La strategia di Piantedosi

«Per il futuro la linea sarà puntare a che non ci siano navi che trasportano migranti nel Mediterraneo. Faremo una forte azione di intesa con i Paesi di origine dei transiti per governare i flussi. Significa fare in modo che siano gli Stati, quelli di origine e destinazione, a governarli concedendo a questi Paesi delle quote di flussi di ingresso regolare. Si farà questo tipo di azione. Verrà proposta ai Paesi di origine, che sono la Tunisia, la Libia, l’Egitto, l’Algeria». Per porre un freno agli sbarchi, che ieri hanno superato quota 80mila da inizio anno, Piantedosi ha una strategia condensata in due parole: «Rigore e umanità». Rigore è la linea che ha deciso di adottare nei confronti della flotta umanitaria. Per adesso solo l’adozione di una direttiva e l’invio, di concerto con la Farnesina, di una nota verbale agli Stati di bandiera delle navi, che suona come un avvertimento: la musica è cambiata, le navi taxi del mare non sono gradite, gli Stati di bandiera se ne facciano carico, in Italia si entra con i canali umanitari o con i flussi legali. D’altra parte – ha sottolineato Piantedosi da subito – salvare vite in mare è una priorità. Come la Guardia costiera italiana continua a fare anche se solo in zona Sar italiana e non oltre.

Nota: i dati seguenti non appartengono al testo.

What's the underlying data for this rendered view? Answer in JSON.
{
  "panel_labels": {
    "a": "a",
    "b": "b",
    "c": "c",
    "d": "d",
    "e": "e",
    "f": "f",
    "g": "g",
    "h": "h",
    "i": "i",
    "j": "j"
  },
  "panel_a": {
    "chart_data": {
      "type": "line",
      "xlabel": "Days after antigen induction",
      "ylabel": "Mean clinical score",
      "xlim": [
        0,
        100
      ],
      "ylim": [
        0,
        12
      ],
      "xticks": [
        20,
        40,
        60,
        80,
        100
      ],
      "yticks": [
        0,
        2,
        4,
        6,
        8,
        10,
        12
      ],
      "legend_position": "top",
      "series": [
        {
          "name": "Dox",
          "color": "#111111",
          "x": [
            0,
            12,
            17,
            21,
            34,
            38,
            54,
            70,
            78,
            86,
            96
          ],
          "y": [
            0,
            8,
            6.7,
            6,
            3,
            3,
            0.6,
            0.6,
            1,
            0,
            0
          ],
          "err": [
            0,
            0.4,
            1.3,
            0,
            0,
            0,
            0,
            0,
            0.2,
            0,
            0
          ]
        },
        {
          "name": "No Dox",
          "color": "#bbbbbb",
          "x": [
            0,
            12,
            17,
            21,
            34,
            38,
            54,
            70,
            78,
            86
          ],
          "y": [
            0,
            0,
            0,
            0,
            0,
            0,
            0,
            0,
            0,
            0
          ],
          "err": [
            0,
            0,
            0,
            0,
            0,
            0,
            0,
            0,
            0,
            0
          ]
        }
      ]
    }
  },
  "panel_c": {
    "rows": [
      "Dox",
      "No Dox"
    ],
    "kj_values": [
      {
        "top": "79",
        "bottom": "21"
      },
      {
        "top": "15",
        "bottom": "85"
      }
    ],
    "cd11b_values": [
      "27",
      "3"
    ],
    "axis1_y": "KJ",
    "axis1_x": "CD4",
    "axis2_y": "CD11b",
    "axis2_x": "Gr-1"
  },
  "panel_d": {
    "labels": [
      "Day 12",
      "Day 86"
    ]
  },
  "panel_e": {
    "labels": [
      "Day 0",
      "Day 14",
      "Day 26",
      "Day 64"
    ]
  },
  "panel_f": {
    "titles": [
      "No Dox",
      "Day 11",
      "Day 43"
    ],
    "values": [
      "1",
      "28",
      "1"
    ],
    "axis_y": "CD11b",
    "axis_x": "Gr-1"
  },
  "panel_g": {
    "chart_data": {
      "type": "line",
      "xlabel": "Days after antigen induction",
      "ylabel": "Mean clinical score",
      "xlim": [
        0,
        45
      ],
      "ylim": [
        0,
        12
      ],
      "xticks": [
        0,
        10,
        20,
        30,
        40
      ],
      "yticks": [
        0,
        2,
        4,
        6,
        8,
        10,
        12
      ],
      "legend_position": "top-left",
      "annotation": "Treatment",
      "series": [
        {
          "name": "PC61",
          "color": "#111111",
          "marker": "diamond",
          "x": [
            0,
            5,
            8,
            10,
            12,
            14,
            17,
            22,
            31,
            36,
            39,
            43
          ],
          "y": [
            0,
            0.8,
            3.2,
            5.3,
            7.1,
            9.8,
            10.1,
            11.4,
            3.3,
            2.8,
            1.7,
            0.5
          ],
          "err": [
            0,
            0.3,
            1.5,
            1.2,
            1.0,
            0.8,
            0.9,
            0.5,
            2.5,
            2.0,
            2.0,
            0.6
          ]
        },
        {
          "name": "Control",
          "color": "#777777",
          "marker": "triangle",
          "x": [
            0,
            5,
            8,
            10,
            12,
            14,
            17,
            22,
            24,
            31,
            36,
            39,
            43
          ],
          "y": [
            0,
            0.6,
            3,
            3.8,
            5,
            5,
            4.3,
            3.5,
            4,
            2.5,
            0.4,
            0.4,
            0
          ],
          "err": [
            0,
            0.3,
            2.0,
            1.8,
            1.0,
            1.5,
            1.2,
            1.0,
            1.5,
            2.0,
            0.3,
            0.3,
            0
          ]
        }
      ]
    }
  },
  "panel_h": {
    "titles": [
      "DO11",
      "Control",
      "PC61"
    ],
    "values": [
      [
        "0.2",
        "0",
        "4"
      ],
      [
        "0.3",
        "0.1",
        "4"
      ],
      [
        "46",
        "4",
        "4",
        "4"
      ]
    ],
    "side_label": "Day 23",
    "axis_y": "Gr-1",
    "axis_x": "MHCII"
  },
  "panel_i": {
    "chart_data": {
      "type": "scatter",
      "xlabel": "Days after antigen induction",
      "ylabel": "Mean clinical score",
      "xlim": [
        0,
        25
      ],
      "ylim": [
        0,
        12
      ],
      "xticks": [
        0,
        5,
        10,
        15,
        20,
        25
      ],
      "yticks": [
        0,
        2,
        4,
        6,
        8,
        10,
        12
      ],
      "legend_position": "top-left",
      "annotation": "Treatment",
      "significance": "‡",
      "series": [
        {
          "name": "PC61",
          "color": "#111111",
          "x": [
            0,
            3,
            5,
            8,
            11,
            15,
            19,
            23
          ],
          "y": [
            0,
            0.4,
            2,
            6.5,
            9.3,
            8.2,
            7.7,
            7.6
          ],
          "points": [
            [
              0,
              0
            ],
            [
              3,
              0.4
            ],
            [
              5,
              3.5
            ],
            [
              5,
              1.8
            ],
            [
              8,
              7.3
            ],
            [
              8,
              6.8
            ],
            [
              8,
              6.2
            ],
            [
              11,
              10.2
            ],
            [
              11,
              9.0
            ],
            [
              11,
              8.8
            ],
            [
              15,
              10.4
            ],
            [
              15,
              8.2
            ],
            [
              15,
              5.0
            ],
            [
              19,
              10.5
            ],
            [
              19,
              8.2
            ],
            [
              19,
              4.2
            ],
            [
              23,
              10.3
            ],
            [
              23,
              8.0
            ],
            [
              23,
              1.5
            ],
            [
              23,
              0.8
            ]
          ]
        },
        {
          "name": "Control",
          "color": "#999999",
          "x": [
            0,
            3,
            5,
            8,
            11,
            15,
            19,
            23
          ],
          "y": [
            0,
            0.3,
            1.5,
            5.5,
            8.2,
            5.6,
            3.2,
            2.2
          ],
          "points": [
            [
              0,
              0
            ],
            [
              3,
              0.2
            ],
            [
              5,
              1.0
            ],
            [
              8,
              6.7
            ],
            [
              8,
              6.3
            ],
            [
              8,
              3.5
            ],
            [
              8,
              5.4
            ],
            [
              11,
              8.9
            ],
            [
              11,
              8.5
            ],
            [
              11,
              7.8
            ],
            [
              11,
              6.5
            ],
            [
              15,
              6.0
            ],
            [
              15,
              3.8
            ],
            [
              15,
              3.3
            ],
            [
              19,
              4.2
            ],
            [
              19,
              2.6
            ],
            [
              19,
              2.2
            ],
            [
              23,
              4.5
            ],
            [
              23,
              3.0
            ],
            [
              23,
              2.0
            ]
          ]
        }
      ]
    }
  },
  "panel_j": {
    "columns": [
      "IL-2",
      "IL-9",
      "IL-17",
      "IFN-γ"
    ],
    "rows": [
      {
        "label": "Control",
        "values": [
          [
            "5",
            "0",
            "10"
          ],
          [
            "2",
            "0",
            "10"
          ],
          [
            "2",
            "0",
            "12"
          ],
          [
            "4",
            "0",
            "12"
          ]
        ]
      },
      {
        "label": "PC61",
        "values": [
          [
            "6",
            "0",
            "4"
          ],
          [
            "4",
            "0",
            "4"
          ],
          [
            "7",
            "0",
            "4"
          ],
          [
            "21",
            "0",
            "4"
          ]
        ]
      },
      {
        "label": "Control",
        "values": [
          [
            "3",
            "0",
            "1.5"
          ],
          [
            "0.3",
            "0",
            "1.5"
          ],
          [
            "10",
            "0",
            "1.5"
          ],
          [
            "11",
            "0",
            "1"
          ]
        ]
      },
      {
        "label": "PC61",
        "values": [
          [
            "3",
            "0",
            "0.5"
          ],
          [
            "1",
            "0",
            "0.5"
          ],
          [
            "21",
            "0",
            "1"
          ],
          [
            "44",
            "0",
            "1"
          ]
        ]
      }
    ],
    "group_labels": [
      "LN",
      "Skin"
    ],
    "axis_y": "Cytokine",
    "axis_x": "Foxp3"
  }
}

I salvataggi della Guardia costiera

E certo suona quasi come una beffa per il governo che proprio le navi della Guardia costiera abbiano sbarcato nei porti italiani ben 3.000 migranti in tre giorni, gli ultimi 1.200 soccorsi ieri a bordo di due barconi partiti dalla Cirenaica, grandi come non se ne vedevano da tempo. Soccorsi sui quali, ma già con il governo precedente, la Guardia costiera tiene un basso profilo (comunicati scarni e in ritardo, niente foto e video). Tremila, dunque, i migranti già sbarcati a fronte dei 380 a bordo delle due navi umanitarie che si preparano a una lunghissima attesa in mare. A bordo della Ocean Viking e della Humanity 1 non è arrivata alcuna comunicazione, nè dall’Italia nè dai rispettivi Stati di bandiera ma i capimissione sanno già che appena chiederanno il porto dall’Italia riceveranno silenzio o diniego. E comincerà il braccio di ferro perchè (vale ricordarlo) anche con Salvini al Viminale, alla fine – dopo attese più o meno lunghe – tutti i migranti sono sempre stati fatti sbarcare anche per ordine della magistratura.

(ansa)

Le denunce delle Ong

Quel che è certo è che nel Mediterraneo la tensione è destinata ad alzarsi ulteriormente. In area Sar sta tornando anche la Geo Barents di Msf mentre la Sea Watch denuncia che la Guardia costiera libica avrebbe minacciato di sparare contro l’areo Seabird della Ong. Lo stesso aereo che ha scattato delle foto che costituiscono l’ennesima prova della complicità tra la Guardia costiera libica e i trafficanti: un barchino intercettato l’8 ottobre, i migranti riportati indietro, lo stesso barchino (identificato da un numero sulla fiancata) fotografato tre giorni dopo con altri migranti, prova che la Guardia costiera invece di distruggere l’imbarcazione l’ha riconsegnata ai trafficanti. Foto imbarazzanti alla vigilia del rinnovo degli accordi Italia-Libia di cui ieri 40 associazioni a Roma hanno chiesto una improbabile revoca al governo che invece intende rafforzare il patto con Tripoli.